The main finding was that all these years, the retailers have been doing their business on pen and paper. This was making it harder for CPG companies to obtain transactional data on what items were moving fast, what is in stock, or how their promotions are affecting sales.
This solution had multiple parts:
The entire solution was designed around the point of sale device.
With this, we were able to connect all the parts of the system and provide real time insights about the sales, inventory, orders, and invoicing.
After defining the flows, we started working on design concepts. A big part of the problem we were trying to solve involved dealing with huge amount of data and dynamic information that needed to be sliced and diced by the end users. So we spent time on crafting easy to use data visualizations.
Once we had the data started coming in, another big challenge ahead of us was to figure out how can we slice and dice the huge amount of data that our users to help them generate insight from this data.
The toughest one was for the CPG dashboard. At any given point, the executives should be able to review real-time data across locations, time frame and huge sets of product categories.
We explored multiple design solutions for the filters. Every time going back to the users and testing each design. With constant feedback and active involvement of the end users, we were able to quickly prototype and refine these early designs.
When we interviewed our stake holders, we realized that they are all looking for multiple ways to view this complex mesh of data so that they can make sense out of it.
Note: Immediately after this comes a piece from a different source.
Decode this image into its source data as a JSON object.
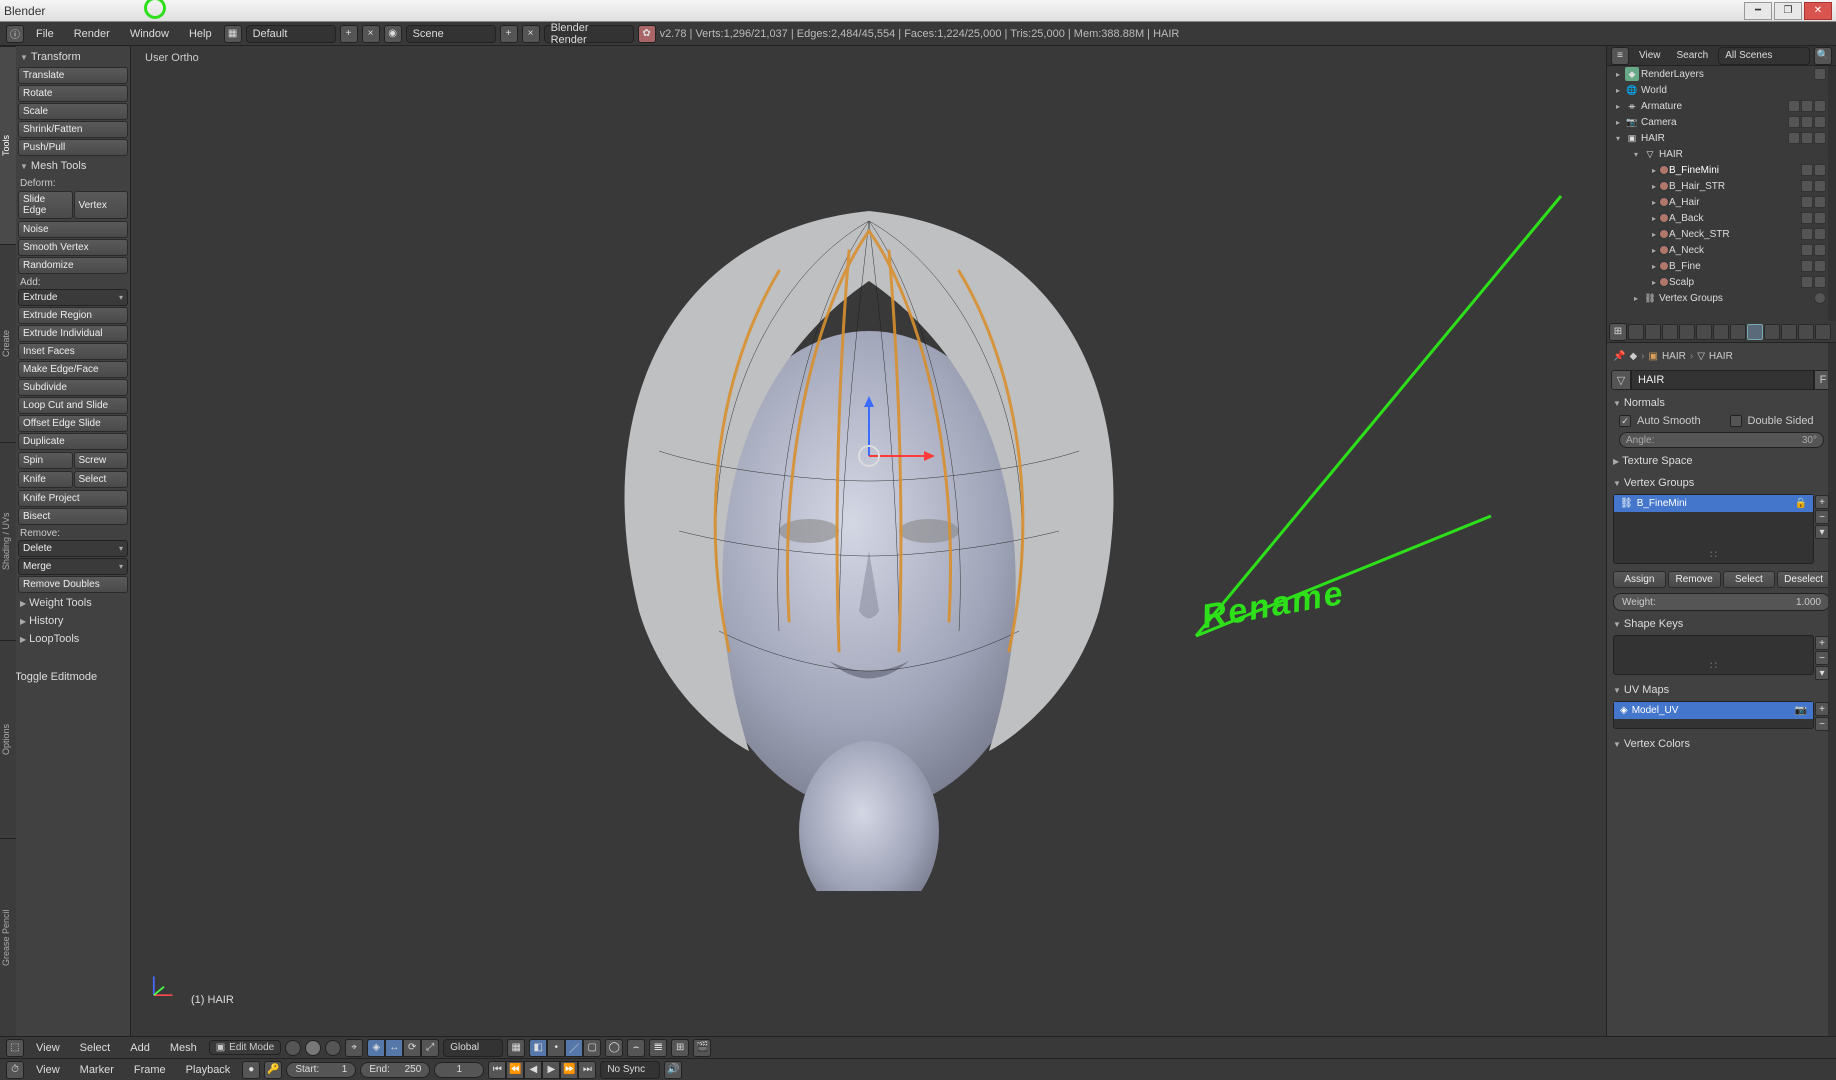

To understand this, we asked them a lot of questions and documented what they were saying.
Just to give an idea, these are just some of the many permutations and combinations they were thinking of:
As you can see, this gets more and more complicated.
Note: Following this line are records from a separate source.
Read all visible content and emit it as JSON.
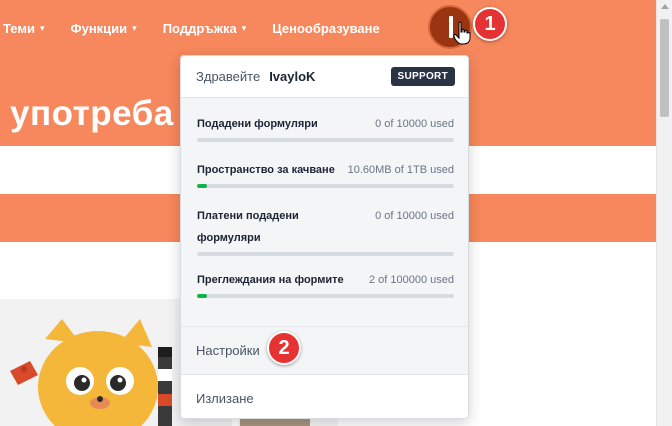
{
  "nav": {
    "items": [
      {
        "label": "Теми",
        "caret": "▾"
      },
      {
        "label": "Функции",
        "caret": "▾"
      },
      {
        "label": "Поддръжка",
        "caret": "▾"
      },
      {
        "label": "Ценообразуване",
        "caret": ""
      }
    ]
  },
  "hero": {
    "title": "употреба"
  },
  "colors": {
    "accent": "#f7875c",
    "support_badge": "#2a3346",
    "progress": "#0fb347",
    "step_badge": "#e53232"
  },
  "account_menu": {
    "greeting": "Здравейте",
    "username": "IvayloK",
    "support_label": "SUPPORT",
    "usage": [
      {
        "label": "Подадени формуляри",
        "value": "0 of 10000 used",
        "fraction": 0.0
      },
      {
        "label": "Пространство за качване",
        "value": "10.60MB of 1TB used",
        "fraction": 0.04
      },
      {
        "label": "Платени подадени формуляри",
        "value": "0 of 10000 used",
        "fraction": 0.0
      },
      {
        "label": "Преглеждания на формите",
        "value": "2 of 100000 used",
        "fraction": 0.04
      }
    ],
    "settings_label": "Настройки",
    "logout_label": "Излизане"
  },
  "annotations": {
    "step1": "1",
    "step2": "2"
  },
  "icons": {
    "avatar": "user-avatar-icon",
    "cursor": "hand-pointer-icon"
  }
}
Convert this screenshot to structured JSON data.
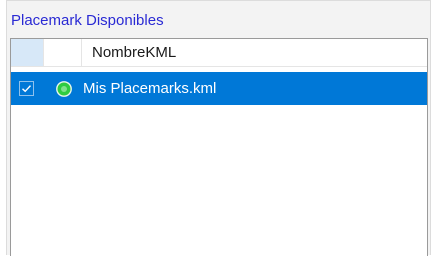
{
  "group": {
    "title": "Placemark Disponibles"
  },
  "listview": {
    "columns": [
      "",
      "",
      "NombreKML"
    ],
    "rows": [
      {
        "checked": true,
        "icon": "green-placemark-icon",
        "name": "Mis Placemarks.kml",
        "selected": true
      }
    ]
  },
  "colors": {
    "selection": "#0078d7",
    "title": "#2a2ad4",
    "icon_green": "#2ecc40"
  }
}
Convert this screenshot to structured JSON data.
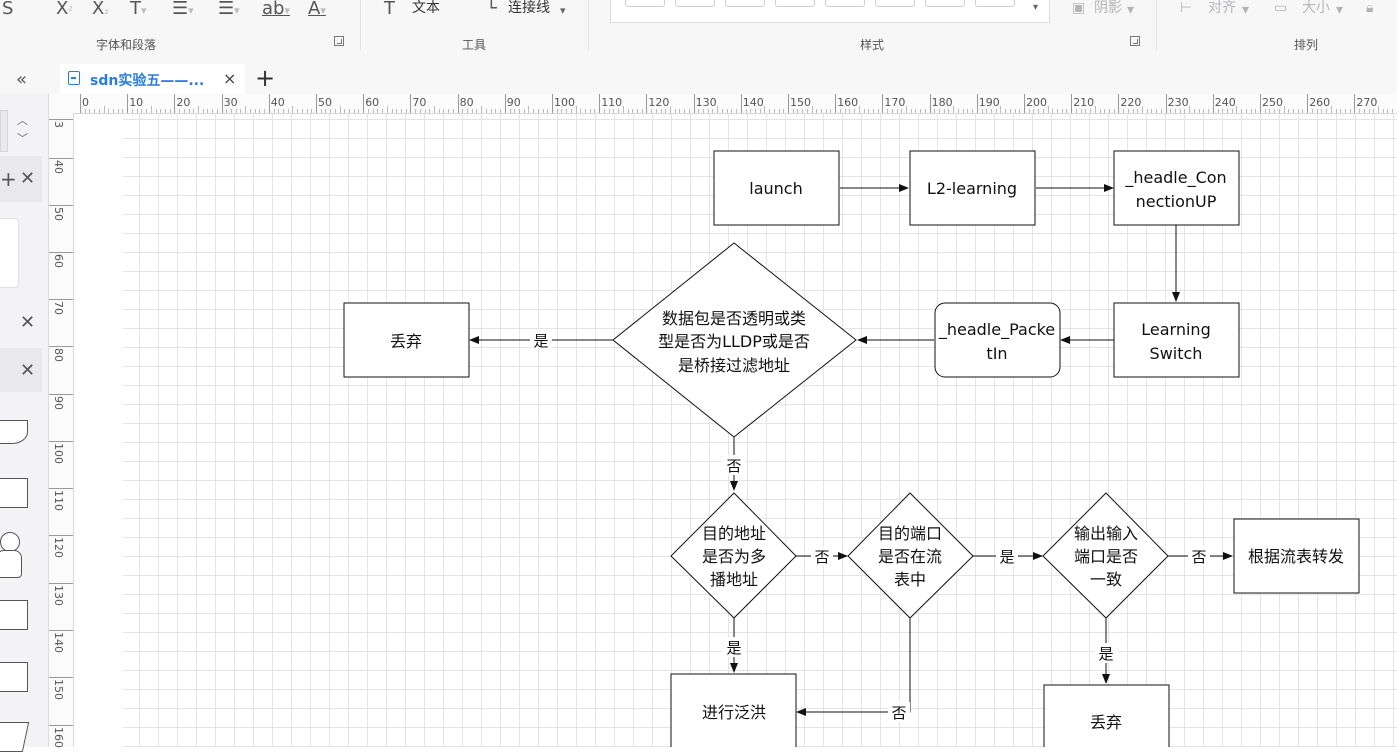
{
  "ribbon": {
    "text_tool": "文本",
    "connector_tool": "连接线",
    "shadow": "阴影",
    "align": "对齐",
    "size": "大小",
    "groups": {
      "font_paragraph": "字体和段落",
      "tools": "工具",
      "style": "样式",
      "arrange": "排列"
    }
  },
  "tab": {
    "title": "sdn实验五——...",
    "close": "×",
    "add": "+"
  },
  "ruler": {
    "h_labels": [
      "0",
      "10",
      "20",
      "30",
      "40",
      "50",
      "60",
      "70",
      "80",
      "90",
      "100",
      "110",
      "120",
      "130",
      "140",
      "150",
      "160",
      "170",
      "180",
      "190",
      "200",
      "210",
      "220",
      "230",
      "240",
      "250",
      "260",
      "270"
    ],
    "v_labels": [
      "3",
      "40",
      "50",
      "60",
      "70",
      "80",
      "90",
      "100",
      "110",
      "120",
      "130",
      "140",
      "150",
      "160"
    ]
  },
  "diagram": {
    "nodes": {
      "launch": "launch",
      "l2": "L2-learning",
      "conn_1": "_headle_Con",
      "conn_2": "nectionUP",
      "learn_1": "Learning",
      "learn_2": "Switch",
      "packet_1": "_headle_Packe",
      "packet_2": "tIn",
      "check_1": "数据包是否透明或类",
      "check_2": "型是否为LLDP或是否",
      "check_3": "是桥接过滤地址",
      "discard_top": "丢弃",
      "multicast_1": "目的地址",
      "multicast_2": "是否为多",
      "multicast_3": "播地址",
      "port_1": "目的端口",
      "port_2": "是否在流",
      "port_3": "表中",
      "inout_1": "输出输入",
      "inout_2": "端口是否",
      "inout_3": "一致",
      "forward": "根据流表转发",
      "flood": "进行泛洪",
      "discard_bottom": "丢弃"
    },
    "edge_labels": {
      "yes_discard": "是",
      "no_multicast": "否",
      "no_port": "否",
      "yes_inout": "是",
      "no_forward": "否",
      "yes_flood": "是",
      "no_flood": "否",
      "yes_discard2": "是"
    }
  }
}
So we created a structure to help analyze these permutations and combinations into a easy to use user experience model.
Putting it all together
After a lot of back and forth, and having done these individual studies on the key components of the interface - The Layout, Filters, Data-point visualizations etc. we started putting it all together to create a cohesive user experience.
We got a mixed response to our initial design proposal from the users. On one hand, the users loved the amount of data they can analyze in real-time and how they can mix and match different data-sets. But they were not able to understand the filters properly. They specifically didn't understand the drop-down filter. Every time they would need to open it, the rest of the user interface moved down. A lot of movement was also felt as a distractor.
Users complained that direct manipulation of category and location fields was not possible unless you opened the filter dropdown. This also resulted in two extra clicks to get the job done.
Lastly, we also got mixed reactions on the choice of colors. Most of the users felt distracted by the use of bright colors and a very strong accent color. The key information was losing focus and the user's eyes were directed more toward the action buttons.
It was time to iterate on the designs based on the feedback. We set out to re-designed the interface to make it less distracting. We also removed the animated drop down and incorporated a much cleaner version of the filter that would allow direct manipulation of filter parameters.
SAP Ganges was shortlisted at the IxDA 2015 UX design awards under the "Optimization" category.
We realized this a little late in the project. After our initial user research, we should have involved a users a bit more in the design process to understand their preferences. This would have saved us time we spent fixing some of the issues that could have been avoided.
When we are dealing with a lot of data, we tend to think of highly interactive widgets to help users navigate the data and make sense out of it. But sometimes we stretch these interactions too far and instead of making the data consumption easy, the widget themselves become complex creatures. Finding the right balance between the interactivity and simplicity was the most challenging part of this project.